Fri, Nov 22, 2013 at 10:59 PM
Having a glut of Happy Meals in your neighborhood might actually be what's making you sad, according to a Canadian study that measured the effects of exposure to fast food symbols on people's ability to savor pleasurable experiences, reports Discover.
It turns out that just living near fast food restaurants is enough to limit your joy in life, regardless of whether you actually eat the food.
In particular, the study found (from self-reports on a survey) that those who live in a neighborhood with a high proportion of fast food restaurants glean less appreciation from looking at photos of natural beauty and report negative responses when listening to aesthetic melodies.

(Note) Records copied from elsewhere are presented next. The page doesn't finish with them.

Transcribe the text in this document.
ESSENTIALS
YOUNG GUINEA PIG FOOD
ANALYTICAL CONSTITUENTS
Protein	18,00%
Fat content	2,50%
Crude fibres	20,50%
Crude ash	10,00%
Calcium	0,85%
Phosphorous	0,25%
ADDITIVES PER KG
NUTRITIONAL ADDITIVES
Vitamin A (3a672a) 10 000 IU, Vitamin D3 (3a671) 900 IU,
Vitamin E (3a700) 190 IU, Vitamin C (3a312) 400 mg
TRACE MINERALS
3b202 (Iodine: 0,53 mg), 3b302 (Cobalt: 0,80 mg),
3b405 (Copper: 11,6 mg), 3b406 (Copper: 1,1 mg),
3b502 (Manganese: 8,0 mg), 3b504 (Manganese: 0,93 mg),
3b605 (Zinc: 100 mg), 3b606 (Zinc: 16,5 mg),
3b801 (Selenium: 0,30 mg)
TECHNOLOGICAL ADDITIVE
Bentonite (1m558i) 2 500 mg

"Study 1 found that the concentration of fast-food restaurants in individuals’ neighborhoods predicted their tendencies to savor. Study 2 revealed that exposure to fast-food primes impeded participants’ ability to derive happiness from pictures of natural beauty. Study 3 showed that priming fast food undermined positive emotional responses to a beautiful melody by inducing greater impatience, measured by both subjective perception of time passage and self-reports of impatience experienced during the music," wrote the study's researchers.
Researchers chose a section of "The Flower Duet" from the opera Lakmé in the musical portion of the study. Subjects living nearer fast food restaurants claimed the opera melody felt like it droned on for longer. If you're not familiar with the piece, you can listen to a version of the famous melody here.
Of course, we already know that fast food is bad for the health of our bodies. For instance, it has been linked to the obesity epidemic, and has been shown to harm cardiovascular health. But this study is the first indication that fast food can also indirectly harm our minds and emotional well being. The symbols of the industry-- such as those golden arches, smells of the deep fryer, and neon drive thru signs-- can deliver secondhand psychological trauma, even for those who choose not to eat the food.
"[This research shows] that as pervasive symbols of impatience, fast food can inhibit savoring, producing negative consequences for how we experience pleasurable events," concluded the researchers.
The study could also raise concerns about how fast food restaurants advertise. Should symbols that harm our ability to develop a cultured sense of aesthetic be allowed to broadcast at all? The American Academy of Pediatrics have already gotten behind a fast food advertising ban.
At the very least, the research certainly gives you something to think about before moving into a new neighborhood.